Wenn Rinder grasen oder sich auf der Weide zum Ausruhen hinlegen, sind ihre Körper meistens annähernd nordsüdwärts ausgerichtet. Das glauben jedenfalls Forscher um Sabine Begall und Hynek Burda von der Universität Duisburg-Essen beobachtet zu haben. Wie sie in der aktuellen Online-Ausgabe der "Proceedings" der amerikanischen Nationalen Akademie der Wissenschaften berichten, ließ sich dieses Phänomen auch auf Luftaufnahmen (Google Earth) aus beiden Hemisphären der Erde erkennen.
Überdies tritt es den Forschern zufolge auch bei Rot- und Rehwild auf. Als Beleg führen die Duisburger Zoologen Beobachtungen an rund 8500 Rindern von 308 Weiden sowie an insgesamt knapp 3000 Hirschen und Rehen von 241 Stellen an. Aufgrund der vorherrschenden Wetterverhältnisse könne man ausschließen, dass die Orientierung nach Norden hin durch Sonne oder Wind verursacht worden sei.

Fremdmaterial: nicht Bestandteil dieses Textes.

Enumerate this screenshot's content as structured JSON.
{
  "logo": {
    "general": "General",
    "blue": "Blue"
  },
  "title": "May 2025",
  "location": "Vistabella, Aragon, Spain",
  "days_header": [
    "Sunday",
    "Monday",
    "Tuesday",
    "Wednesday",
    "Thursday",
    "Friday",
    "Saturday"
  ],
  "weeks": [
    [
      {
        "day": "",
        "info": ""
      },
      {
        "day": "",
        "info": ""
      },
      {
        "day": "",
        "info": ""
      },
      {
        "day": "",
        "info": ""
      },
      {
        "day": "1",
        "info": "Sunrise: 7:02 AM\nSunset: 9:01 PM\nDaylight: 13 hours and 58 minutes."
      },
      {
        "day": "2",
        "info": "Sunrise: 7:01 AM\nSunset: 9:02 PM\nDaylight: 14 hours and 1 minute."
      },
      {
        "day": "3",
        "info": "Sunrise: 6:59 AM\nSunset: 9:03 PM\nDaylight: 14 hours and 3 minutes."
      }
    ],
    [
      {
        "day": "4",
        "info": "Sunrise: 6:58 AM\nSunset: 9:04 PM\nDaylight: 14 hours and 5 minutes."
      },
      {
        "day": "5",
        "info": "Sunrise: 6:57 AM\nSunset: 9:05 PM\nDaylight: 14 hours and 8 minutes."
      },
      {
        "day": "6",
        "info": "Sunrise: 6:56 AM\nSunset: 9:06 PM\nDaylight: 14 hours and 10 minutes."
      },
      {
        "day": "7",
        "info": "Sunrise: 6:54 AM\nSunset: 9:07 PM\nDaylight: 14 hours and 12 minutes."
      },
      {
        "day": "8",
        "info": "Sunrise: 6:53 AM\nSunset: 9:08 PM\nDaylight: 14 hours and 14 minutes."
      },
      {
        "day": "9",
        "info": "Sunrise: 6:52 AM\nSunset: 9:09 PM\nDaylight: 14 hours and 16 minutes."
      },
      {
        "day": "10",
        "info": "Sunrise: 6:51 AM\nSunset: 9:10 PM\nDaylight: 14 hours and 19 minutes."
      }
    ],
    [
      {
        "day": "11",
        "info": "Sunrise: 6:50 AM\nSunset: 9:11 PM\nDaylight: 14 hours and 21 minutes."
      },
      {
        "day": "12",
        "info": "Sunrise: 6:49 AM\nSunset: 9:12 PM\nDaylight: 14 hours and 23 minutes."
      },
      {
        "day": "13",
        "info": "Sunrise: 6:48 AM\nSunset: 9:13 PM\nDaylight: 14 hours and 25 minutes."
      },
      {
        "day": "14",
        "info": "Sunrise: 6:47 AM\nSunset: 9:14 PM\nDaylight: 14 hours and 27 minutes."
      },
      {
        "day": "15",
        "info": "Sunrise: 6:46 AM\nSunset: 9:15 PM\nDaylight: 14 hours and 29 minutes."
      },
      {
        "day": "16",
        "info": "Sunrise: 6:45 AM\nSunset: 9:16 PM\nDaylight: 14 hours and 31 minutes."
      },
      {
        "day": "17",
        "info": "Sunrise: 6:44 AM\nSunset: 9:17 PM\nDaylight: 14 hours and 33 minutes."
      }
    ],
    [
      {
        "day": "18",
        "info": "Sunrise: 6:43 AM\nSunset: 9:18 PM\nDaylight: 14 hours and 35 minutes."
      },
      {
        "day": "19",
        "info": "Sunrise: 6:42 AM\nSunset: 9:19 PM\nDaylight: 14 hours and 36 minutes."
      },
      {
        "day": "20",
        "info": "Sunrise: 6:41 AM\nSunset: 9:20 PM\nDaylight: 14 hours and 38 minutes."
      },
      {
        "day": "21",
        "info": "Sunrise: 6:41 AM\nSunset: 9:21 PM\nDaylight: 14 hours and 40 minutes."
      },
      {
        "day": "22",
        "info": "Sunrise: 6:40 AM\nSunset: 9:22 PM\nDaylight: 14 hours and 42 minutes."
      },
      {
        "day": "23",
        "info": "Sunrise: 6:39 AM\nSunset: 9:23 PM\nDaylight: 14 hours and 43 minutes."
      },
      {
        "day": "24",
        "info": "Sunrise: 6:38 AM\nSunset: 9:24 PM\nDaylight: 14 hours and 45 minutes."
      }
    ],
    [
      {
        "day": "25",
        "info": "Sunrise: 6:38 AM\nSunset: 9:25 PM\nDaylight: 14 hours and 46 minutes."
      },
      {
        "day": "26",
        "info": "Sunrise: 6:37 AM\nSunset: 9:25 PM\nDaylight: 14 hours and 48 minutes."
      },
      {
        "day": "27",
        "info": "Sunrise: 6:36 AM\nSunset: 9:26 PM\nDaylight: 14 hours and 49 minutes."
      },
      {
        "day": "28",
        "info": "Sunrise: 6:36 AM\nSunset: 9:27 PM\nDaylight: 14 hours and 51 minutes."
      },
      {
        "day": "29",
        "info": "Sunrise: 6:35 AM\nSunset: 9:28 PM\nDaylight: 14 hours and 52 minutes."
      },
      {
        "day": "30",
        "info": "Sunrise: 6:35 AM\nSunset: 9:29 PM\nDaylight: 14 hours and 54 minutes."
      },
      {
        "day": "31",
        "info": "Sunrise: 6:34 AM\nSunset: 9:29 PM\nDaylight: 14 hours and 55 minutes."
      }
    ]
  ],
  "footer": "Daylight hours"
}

Viele Tiere nehmen Magnetfeld wahr
Als wahrscheinlichste Erklärung komme ein Einfluss des Erdmagnetfeldes in Frage. So habe sich außerdem gezeigt, dass in Regionen mit großer magnetischer Deklination, wo der Kompass nicht zum geographischen Pol weist, die Körperachse der Tiere wiederum vorwiegend zum magnetischen Nordpol hin ausgerichtet gewesen sei.
Die Forscher räumen ein, dass sich ihre Annahme nur auf Beobachtungen stützt. Die Fähigkeit zur Wahrnehmung des Erdmagnetfeldes ist im Tierreich weit verbreitet. Belegt ist sie zum Beispiel für etliche Vogelarten, aber auch für mehrere Säuger, etwa den Afrikanischen Graumull, den Dsungarischen Zwerghamster und die Große Braune Fledermaus. R.W.